Tugas Baru Luhut dari Jokowi,  Tangani Pembengkakan Biaya Kereta Cepat Jakarta-Bandung

Ket gbr: Saat kunjungan kerja ke proyek pengerjaan jalur kereta cepat Jakarta Bandung (KCJB) di area Stasiun Padalarang, Kabupaten Bandung Barat, Senin 12 April 2021 lalu, Menko Marves, Luhut Pandjaitan, menegaskan pada pihak Kereta Cepat Indonesia Cina untuk mempercepat penyelesaian konstruksi. Padalarang rencananya akan dikembangkan jadi stasiun perhentian KCJB yang sudah memiliki akses rel kereta ke arah pusat Kota Bandung.

Harmonimedia – Presiden Joko Widodo atau Jokowi memberi tugas baru kepada Menteri Koordinator Kemaritiman Luhut Binsar Pandjaitan. Luhut ditunjuk untuk memimpin Komite Kereta Cepat Jakarta-Bandung.

Komite ini punya dua tugas, pertama yaitu menyepakati dan menetapkan langkah yang perlu diambil untuk mengatasi bagian kewajiban perusahaan patungan.

“Dalam hal terjadi masalah kenaikan dan atau perubahan biaya (cost overrun) proyek,” demikian bunyi Pasal 3A pada Peraturan Presiden (Perpres) Nomor 93 Tahun 2021.

Penunjukan Luhut untuk memimpin komite diatur dalam Perpres 93 ini, menggantikan aturan lama yaitu Perpres 107 Tahun 2015. Beleid ini diteken  Jokowi pada 6 Oktober 2021.

Sebelum aturan baru ini terbit, pembengkakan biaya pada proyek ini sudah mencuat yang nilainya mencapai Rp 27 triliun. Porsi terbesar bengkaknya biaya proyek itu terjadi di sisi konstruksi atau EPC dan pembebasan lahan.

Direktur Keuangan dan Manajemen Risiko PT KAI Salusra Wijaya menyebut pembebasan lahan untuk proyek sepur kilat ini cukup sulit. Lantaran jalur yang dilalui sangat luas dan melewati daerah komersial.

“Bahkan ada beberapa kawasan industri yang digeser, sehingga cukup costly untuk penggantian,” kata dia dalam rapat bersama Komisi Perhubungan DPR, Rabu tanggal 1 September 2021 lalu.
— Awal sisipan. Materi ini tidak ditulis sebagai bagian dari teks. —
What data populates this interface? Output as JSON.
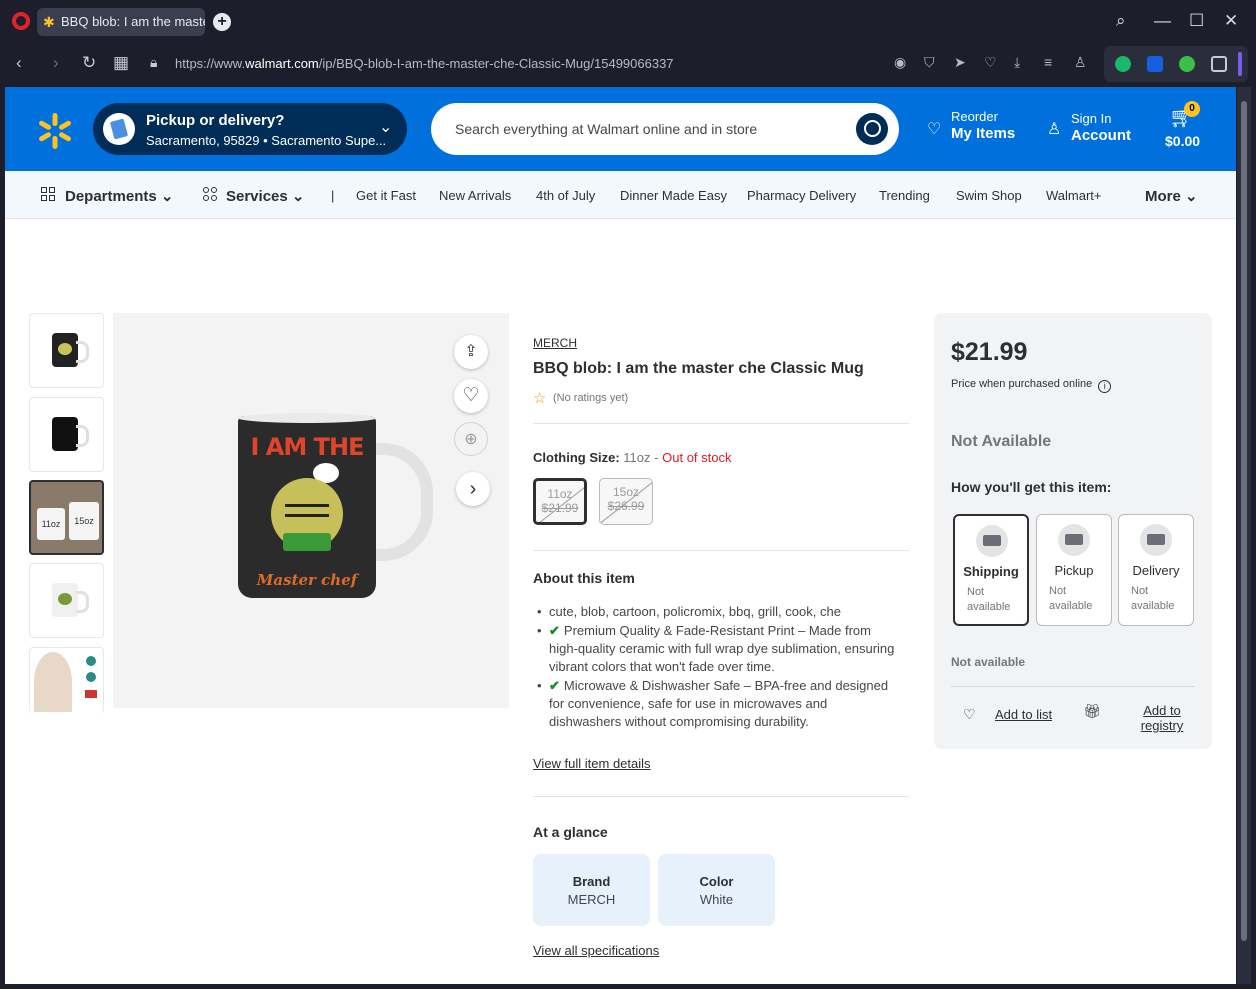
{
  "browser": {
    "tab_title": "BBQ blob: I am the master",
    "url_prefix": "https://www.",
    "url_domain": "walmart.com",
    "url_path": "/ip/BBQ-blob-I-am-the-master-che-Classic-Mug/15499066337"
  },
  "header": {
    "pickup_title": "Pickup or delivery?",
    "pickup_location": "Sacramento, 95829 • Sacramento Supe...",
    "search_placeholder": "Search everything at Walmart online and in store",
    "reorder_top": "Reorder",
    "reorder_bottom": "My Items",
    "signin_top": "Sign In",
    "signin_bottom": "Account",
    "cart_count": "0",
    "cart_total": "$0.00"
  },
  "subnav": {
    "departments": "Departments",
    "services": "Services",
    "links": [
      "Get it Fast",
      "New Arrivals",
      "4th of July",
      "Dinner Made Easy",
      "Pharmacy Delivery",
      "Trending",
      "Swim Shop",
      "Walmart+"
    ],
    "more": "More"
  },
  "product": {
    "brand": "MERCH",
    "title": "BBQ blob: I am the master che Classic Mug",
    "rating_text": "(No ratings yet)",
    "size_label": "Clothing Size:",
    "size_value": "11oz",
    "size_sep": "-",
    "size_status": "Out of stock",
    "sizes": [
      {
        "size": "11oz",
        "price": "$21.99"
      },
      {
        "size": "15oz",
        "price": "$26.99"
      }
    ],
    "mug_print_title": "I AM THE",
    "mug_print_sub": "Master chef",
    "thumb_labels": [
      "11oz",
      "15oz"
    ],
    "about_heading": "About this item",
    "about_items": [
      "cute, blob, cartoon, policromix, bbq, grill, cook, che",
      "Premium Quality & Fade-Resistant Print – Made from high-quality ceramic with full wrap dye sublimation, ensuring vibrant colors that won't fade over time.",
      "Microwave & Dishwasher Safe – BPA-free and designed for convenience, safe for use in microwaves and dishwashers without compromising durability."
    ],
    "view_full_details": "View full item details",
    "glance_heading": "At a glance",
    "glance": [
      {
        "key": "Brand",
        "value": "MERCH"
      },
      {
        "key": "Color",
        "value": "White"
      }
    ],
    "view_all_specs": "View all specifications"
  },
  "buybox": {
    "price": "$21.99",
    "price_note": "Price when purchased online",
    "not_available_big": "Not Available",
    "how_heading": "How you'll get this item:",
    "options": [
      {
        "title": "Shipping",
        "status": "Not available"
      },
      {
        "title": "Pickup",
        "status": "Not available"
      },
      {
        "title": "Delivery",
        "status": "Not available"
      }
    ],
    "not_available_small": "Not available",
    "add_to_list": "Add to list",
    "add_to_registry": "Add to registry"
  },
  "colors": {
    "walmart_blue": "#0071dc",
    "walmart_navy": "#002d58",
    "spark_yellow": "#ffc220",
    "out_of_stock_red": "#de1c24"
  }
}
Perpres 93 merinci kenaikan atau perubahan biaya diatasi komite meliputi dua aspek. Pertama, perubahan porsi kepemilikan perusahaan patungan yang menggarap proyek. Kedua, penyesuaian persyaratan dan jumlah pinjaman yang diterima oleh perusahaan patungan.

Lalu tugas kedua komite yaitu menetapkan bentuk dukungan pemerintah yang dapat diberikan untuk mengatasi bagian kewajiban perusahaan patungan. Dukungan yang dimaksud juga bila terjadi cost overrun.
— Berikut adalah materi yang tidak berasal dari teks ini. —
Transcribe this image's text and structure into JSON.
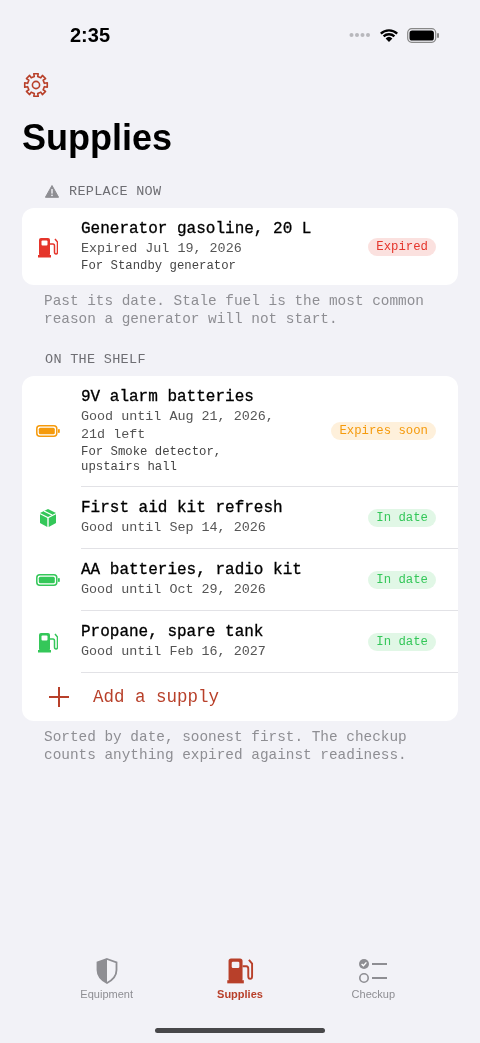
{
  "status_bar": {
    "time": "2:35"
  },
  "title": "Supplies",
  "sections": [
    {
      "header": "REPLACE NOW",
      "warning": true,
      "items": [
        {
          "kind": "fuel",
          "color": "#e5352b",
          "name": "Generator gasoline, 20 L",
          "date": "Expired Jul 19, 2026",
          "for": "For Standby generator",
          "badge": "Expired"
        }
      ],
      "footer": "Past its date. Stale fuel is the most common reason a generator will not start."
    },
    {
      "header": "ON THE SHELF",
      "warning": false,
      "items": [
        {
          "kind": "battery",
          "color": "#f59a0c",
          "name": "9V alarm batteries",
          "date": "Good until Aug 21, 2026, 21d left",
          "for": "For Smoke detector, upstairs hall",
          "badge": "Expires soon"
        },
        {
          "kind": "box",
          "color": "#34c759",
          "name": "First aid kit refresh",
          "date": "Good until Sep 14, 2026",
          "badge": "In date"
        },
        {
          "kind": "battery",
          "color": "#34c759",
          "name": "AA batteries, radio kit",
          "date": "Good until Oct 29, 2026",
          "badge": "In date"
        },
        {
          "kind": "fuel",
          "color": "#34c759",
          "name": "Propane, spare tank",
          "date": "Good until Feb 16, 2027",
          "badge": "In date"
        }
      ],
      "add_label": "Add a supply",
      "footer": "Sorted by date, soonest first. The checkup counts anything expired against readiness."
    }
  ],
  "tabs": [
    {
      "kind": "shield",
      "label": "Equipment",
      "selected": false
    },
    {
      "kind": "fuel",
      "label": "Supplies",
      "selected": true
    },
    {
      "kind": "checklist",
      "label": "Checkup",
      "selected": false
    }
  ]
}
Bentuk dukungan yang bisa diberikan ada dua. Pertama, rencana Penyertaan Modal Negara (PMN)  kepada pimpinan konsorsium BUMN untuk keperluan proyek. Kedua, pemberian penjaminan pemerintah atas kewajiban pimpinan konsorsium BUMN dalam hal diperlukan.

“Untuk pemenuhan modal proyek kereta cepat Jakarta-Bandung,” demikian bunyi Pasal 3A ayat 2.

Adapun ketentuan lebih lanjut soal komite ini diatur dalam Peraturan Menteri Koordinator Kemaritiman.

Perusahaan patungan menjadi fokus karena Jokowi mengubah susunan penggarap proyek ini. Lewat Perpres 93, Jokowi menetapkan PT Kereta Api Indonesia (persero) sebagai pimpinan konsorsium BUMN, menggantikan PT Wijaya Karya (persero) Tbk.

Sementara, susunan anggota konsorsium masih sama. Selain KAI dan Wijaya Karya, ada juga PT Jasa Marga (persero) Tbk dan PT Perkebunan Nusantara VIII. “Konsorsium BUMN dapat diwujudkan dalam bentuk perusahaan patungan,” demikian bunyi Pasal 1 ayat 2 di Perpres 93.